健康

脚の付け根や太ももの痛み…変形性股関節症かも


2013.12.10

イラスト:渡部淳士

股関節の関節軟骨がすり減って、股関節が痛んだり、変形したりする病気が「変形性股関節症」だ。症状が進むと、日常生活にも支障を来すため、初期の段階から適切な治療を行うことが重要だと、新潟大学大学院 教授の遠藤直人(えんどう・なおと)さんは指摘する。変形性股関節症とその原因について、遠藤さんに詳しくうかがった。

 

*  *  *

 

変形性股関節症とは

 

変形性股関節症とは、股関節の「関節軟骨」がすり減って、股関節が痛んだり、変形したりする病気です。日本では、特に女性に多く起こります。股関節の痛みの多くは、変形性股関節症が原因と考えられています。

 

変形性股関節症が起こると、多くの人が脚の付け根に痛みを感じるようになります。しかし、初期の段階では、股関節に限らず「太もも」や「膝」、「腰」などに、違和感やだるさ、痛みなどの症状が現れることもあり、膝の病気や腰の病気と間違える人もいます。

 

変形性股関節症をほうっておくと、歩く、立つ、座るといった動作が不自由になってきます。悪化すると、日常生活に大きな支障を来します。病状の進行を抑えるためには、変形性股関節症の初期症状を見逃さないように注意して、できるだけ早い段階から進行を遅らせるための治療と対策に取り組むことが大切です。

 

変形性股関節症の原因

 

股関節は、「骨盤」と、太ももの骨である「大腿骨(だいたいこつ)」をつなぐ関節で、骨盤側の「臼蓋(きゅうがい)」というくぼみの部分に、大腿骨の先端部分である「骨頭(こっとう)」が収まって出来ています。

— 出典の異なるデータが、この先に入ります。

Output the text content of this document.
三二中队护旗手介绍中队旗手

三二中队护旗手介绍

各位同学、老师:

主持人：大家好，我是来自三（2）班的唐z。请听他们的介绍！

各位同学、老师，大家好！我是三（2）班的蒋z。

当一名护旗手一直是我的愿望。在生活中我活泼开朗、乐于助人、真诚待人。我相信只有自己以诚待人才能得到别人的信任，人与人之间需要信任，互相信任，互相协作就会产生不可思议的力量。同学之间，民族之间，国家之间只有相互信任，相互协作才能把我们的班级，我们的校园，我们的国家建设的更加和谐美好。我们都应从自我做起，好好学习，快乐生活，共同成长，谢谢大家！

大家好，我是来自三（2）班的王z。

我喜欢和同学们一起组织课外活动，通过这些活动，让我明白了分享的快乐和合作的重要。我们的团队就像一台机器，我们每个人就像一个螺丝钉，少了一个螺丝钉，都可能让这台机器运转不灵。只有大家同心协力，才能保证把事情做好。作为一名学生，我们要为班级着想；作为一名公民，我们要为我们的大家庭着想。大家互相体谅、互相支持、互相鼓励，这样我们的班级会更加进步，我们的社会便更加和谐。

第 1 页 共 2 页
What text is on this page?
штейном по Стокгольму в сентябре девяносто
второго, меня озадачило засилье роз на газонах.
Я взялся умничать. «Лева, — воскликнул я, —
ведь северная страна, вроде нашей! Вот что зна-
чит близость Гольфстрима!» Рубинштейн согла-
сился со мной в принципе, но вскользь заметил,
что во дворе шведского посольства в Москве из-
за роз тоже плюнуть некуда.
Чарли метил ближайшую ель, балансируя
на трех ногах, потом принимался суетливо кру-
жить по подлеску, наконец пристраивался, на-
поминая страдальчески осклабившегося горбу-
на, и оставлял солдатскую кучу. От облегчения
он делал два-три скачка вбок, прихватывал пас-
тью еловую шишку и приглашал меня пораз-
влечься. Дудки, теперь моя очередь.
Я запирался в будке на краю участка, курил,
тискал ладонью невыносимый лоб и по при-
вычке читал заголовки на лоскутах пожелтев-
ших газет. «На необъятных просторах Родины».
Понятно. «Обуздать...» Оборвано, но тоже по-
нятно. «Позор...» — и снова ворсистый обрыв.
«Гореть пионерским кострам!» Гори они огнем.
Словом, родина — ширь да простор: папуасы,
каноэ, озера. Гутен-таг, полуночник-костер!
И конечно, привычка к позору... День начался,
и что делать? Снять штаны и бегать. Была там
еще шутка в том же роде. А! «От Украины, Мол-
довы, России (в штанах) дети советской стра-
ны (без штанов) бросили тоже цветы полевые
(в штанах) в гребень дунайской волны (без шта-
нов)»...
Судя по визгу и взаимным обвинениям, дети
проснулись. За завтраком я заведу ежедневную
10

その周りは筋肉で覆われています。

 

臼蓋と骨頭の表面は、厚さ2〜4mmの滑らかな組織である関節軟骨で覆われています。それによって、スムーズに脚を動かすことができます。

 

変形性股関節症の原因はまだ不明な点も多いのですが、日本人は欧米人に比べて、股関節の脱臼や生まれつき股関節の形に異常があるケースが多いことがわかっています。なかでも、「臼蓋形成不全」が原因で変形性股関節症になることが多いとされています。

 

◆臼蓋形成不全とは

 

正常な股関節は、臼蓋が大腿骨の骨頭をふたのようにしっかりと覆っています。ところが、臼蓋の形成が不十分でくぼみが浅いと、骨頭は十分に覆われません。この状態を臼蓋形成不全と呼びます。

 

臼蓋形成不全の場合は、股関節の一部に集中して体重がかかるので、その部分の負担が大きくなり、関節軟骨がすり減ったり、骨が変形しやすくなります。

 

すり減った関節軟骨は、ほとんど元には戻りません。臼蓋形成不全でもともと股関節の形が悪い場合、「加齢」や「肥満」など変形性股関節症のほかの原因があると、関節軟骨のすり減りや骨の変形がさらに早まってしまいます。